From the standpoint of respect what Hamilton fails to realize is that real respect means understanding non-Christian religions as they are understood by their followers, not as they are understood from within a Western, Christian framing of reality. Saying this isn’t to advocate a pluralism in which all religions are equally valid; for that would assume some universal measure of validity that humans can grasp. Rather it relocates inter-religious discussion to the different ways in which it can be most useful.
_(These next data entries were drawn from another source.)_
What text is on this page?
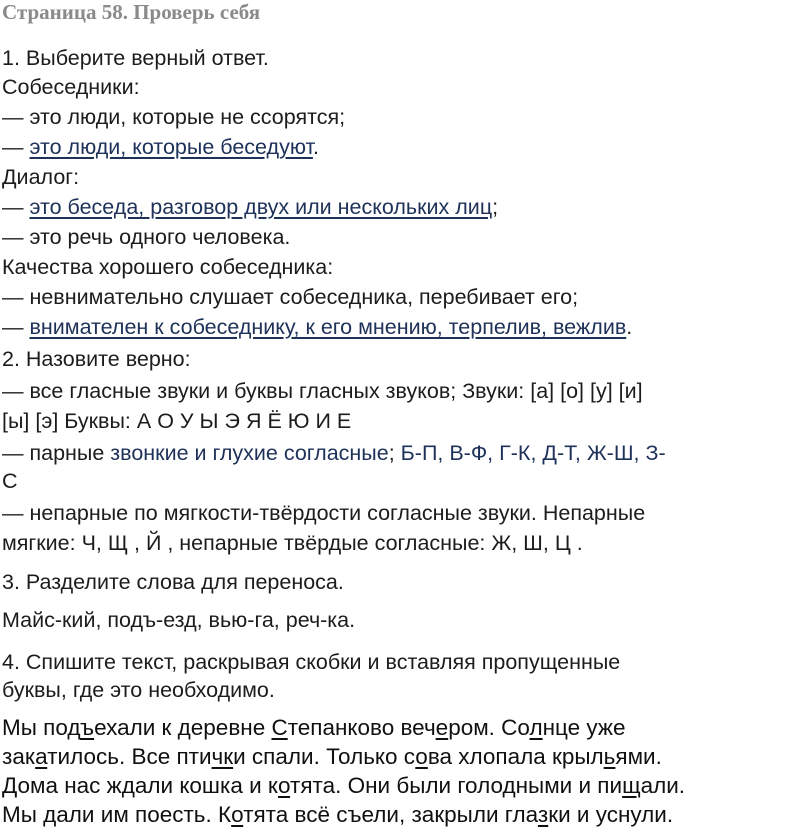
Страница 58. Проверь себя
1. Выберите верный ответ.
Собеседники:
— это люди, которые не ссорятся;
— это люди, которые беседуют.
Диалог:
— это беседа, разговор двух или нескольких лиц;
— это речь одного человека.
Качества хорошего собеседника:
— невнимательно слушает собеседника, перебивает его;
— внимателен к собеседнику, к его мнению, терпелив, вежлив.
2. Назовите верно:
— все гласные звуки и буквы гласных звуков; Звуки: [а] [о] [у] [и]
[ы] [э] Буквы: А О У Ы Э Я Ё Ю И Е
— парные звонкие и глухие согласные; Б-П, В-Ф, Г-К, Д-Т, Ж-Ш, З-
С
— непарные по мягкости-твёрдости согласные звуки. Непарные
мягкие: Ч, Щ , Й , непарные твёрдые согласные: Ж, Ш, Ц .
3. Разделите слова для переноса.
Майс-кий, подъ-езд, вью-га, реч-ка.
4. Спишите текст, раскрывая скобки и вставляя пропущенные
буквы, где это необходимо.
Мы подъехали к деревне Степанково вечером. Солнце уже
закатилось. Все птички спали. Только сова хлопала крыльями.
Дома нас ждали кошка и котята. Они были голодными и пищали.
Мы дали им поесть. Котята всё съели, закрыли глазки и уснули.
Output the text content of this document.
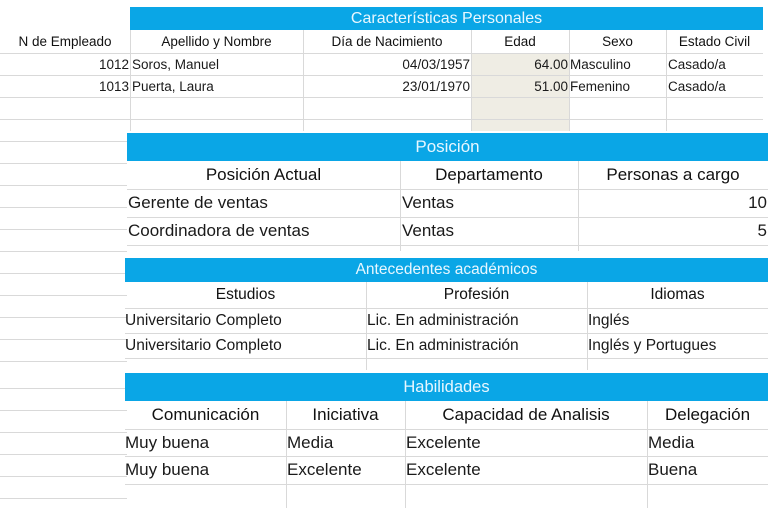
Características Personales
N de Empleado	Apellido y Nombre	Día de Nacimiento	Edad	Sexo	Estado Civil
1012 Soros, Manuel	04/03/1957	64.00 Masculino	Casado/a
1013 Puerta, Laura	23/01/1970	51.00 Femenino	Casado/a
Posición
Posición Actual	Departamento	Personas a cargo
Gerente de ventas	Ventas	10
Coordinadora de ventas	Ventas	5
Antecedentes académicos
Estudios	Profesión	Idiomas
Universitario Completo	Lic. En administración	Inglés
Universitario Completo	Lic. En administración	Inglés y Portugues
Habilidades
Comunicación	Iniciativa	Capacidad de Analisis	Delegación
Muy buena	Media	Excelente	Media
Muy buena	Excelente	Excelente	Buena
The first of these is finding those shared goals and aspirations that will make up the basis for living in a shared community whether at a local or regional or national level. One thing is clear from the history of inter-religious interactions: Christians can live fruitfully with people of other world religions, but have never been able to fruitfully overcome entrenched theological differences with those religions. The great religions are incomparable, and have never been successfully synthesized. Nor have more than a thousand years of apologetics on the part of each (excluding perhaps Judaism, which shows little interest) succeeded in persuading a significant number of people to change their religious affiliation – certainly not among scholars and religious leaders most frequently engaged in such theological debates.
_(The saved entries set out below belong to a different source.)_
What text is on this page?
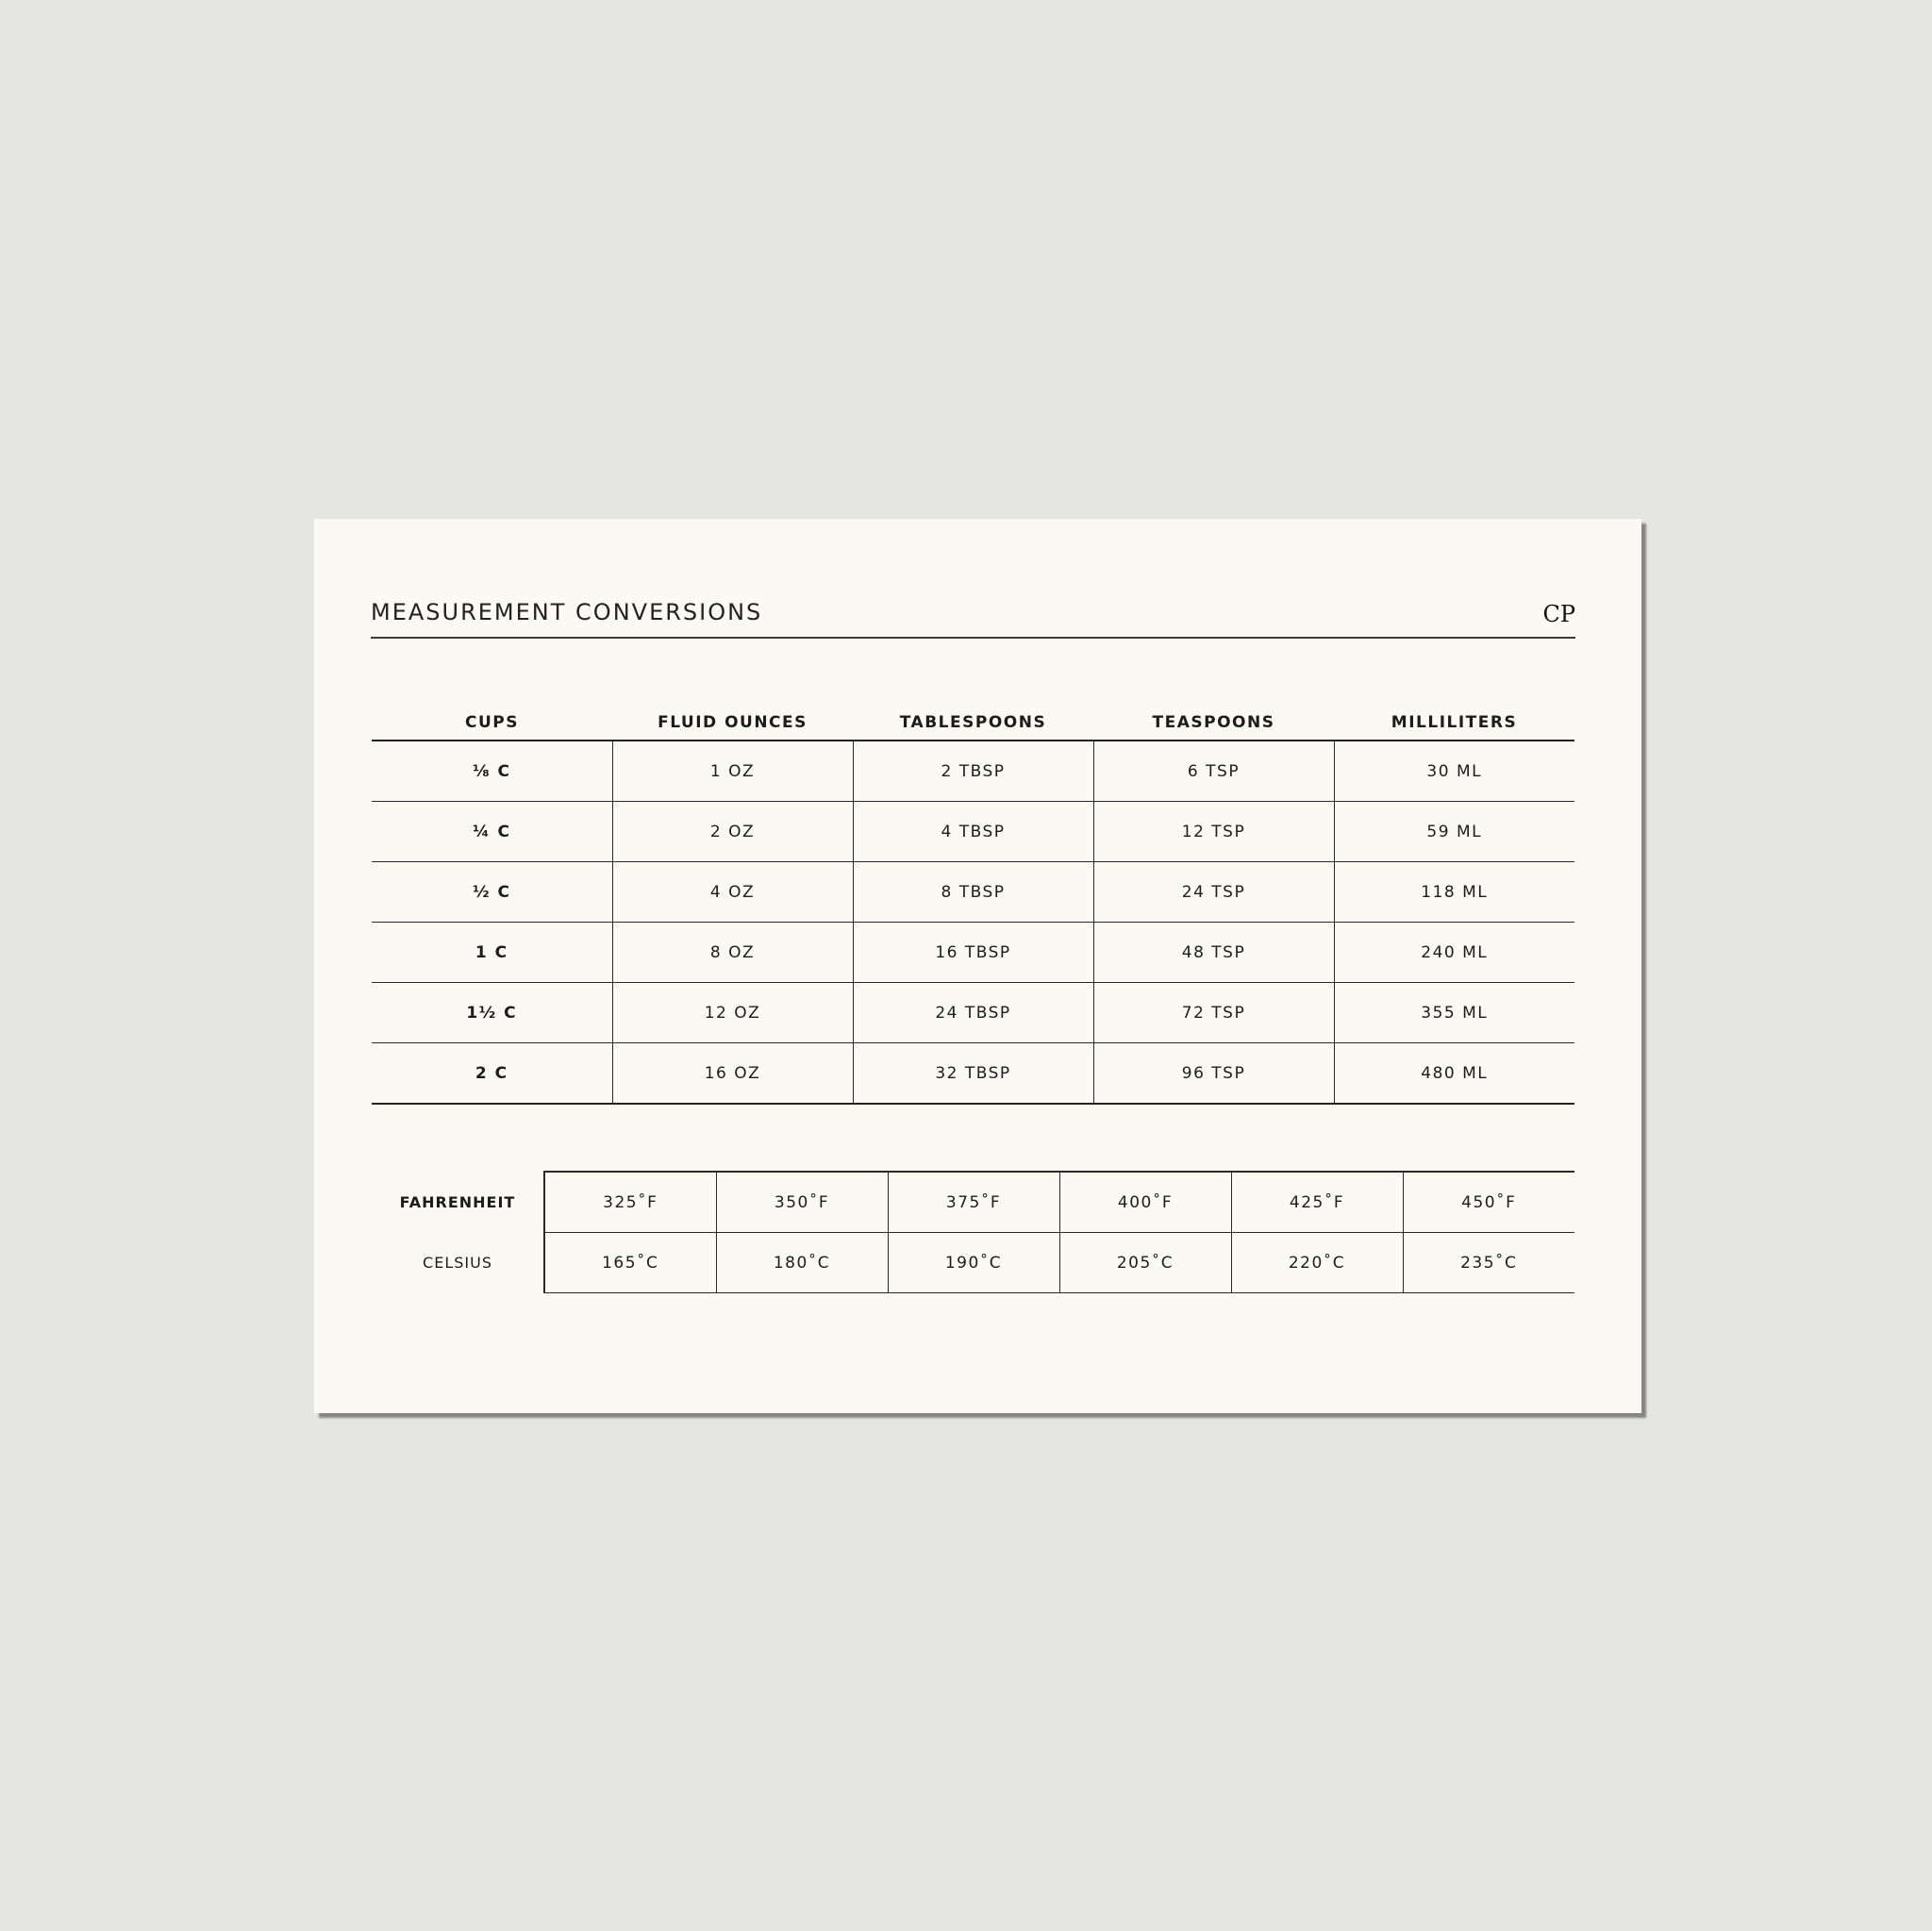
MEASUREMENT CONVERSIONS	CP
CUPS	FLUID OUNCES	TABLESPOONS	TEASPOONS	MILLILITERS
⅛ C	1 OZ	2 TBSP	6 TSP	30 ML
¼ C	2 OZ	4 TBSP	12 TSP	59 ML
½ C	4 OZ	8 TBSP	24 TSP	118 ML
1 C	8 OZ	16 TBSP	48 TSP	240 ML
1½ C	12 OZ	24 TBSP	72 TSP	355 ML
2 C	16 OZ	32 TBSP	96 TSP	480 ML
FAHRENHEIT	325˚F	350˚F	375˚F	400˚F	425˚F	450˚F
CELSIUS	165˚C	180˚C	190˚C	205˚C	220˚C	235˚C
Which leads to a second point. Successful Christian evangelism does not take place when an incomparable worldview is used to advance an alien solution to an unknown problem. Rather it takes place when the gospel of Jesus Christ in all its fullness is allowed to address people as they understand themselves and their human need. Hamilton’s genius as an evangelist seems to have been his early ability to listen to the needs of marginalized and disenfranchised in society, accept them as Christ accepts his own, and address them with a gospel relevant to their desire for whole and fruitful lives. But in its beginnings, and even more now, he preaches to individuals who, however far from being religious, are deeply socialized into a Western Christian way of understanding themselves and their problems. To extend his genius into other cultural settings requires beginning with the process of listening and acceptance, then allowing the stories about Jesus, as found in their normative New Testament form, under the guidance of the Holy Spirit, to speak the Good News.

This model has no place for the other genius of Hamilton and his fellow American evangelicals: marketing and management. Beyond our cultural boundaries we can neither imagine how to pitch the good news nor how to efficiently organize an authentic response. Yes, American style marketing campaigns can sell Jesus like Big Macs, but the ultimate loyalty of the buyers may be as ephemeral as their love for suet drenched burgers whose visceral appeal hardly elevates their sense of taste. The American Jesus on offer in much of the world outside the U.S. likewise appeals, but too often appeals at a level that scarcely elevates the human Spirit to God.

The only truly useful quality the evangelist has to bring in crossing cultures is fidelity to Christ and a commitment to look for his face in that of the stranger. True, with a host of technological marvels we can cast our aspirations into the ears of people worldwide. Yet ultimately the Spirit in its freedom will choose to breath through our words or not, giving us cause for thanks, but never for self-congratulations or self-pity.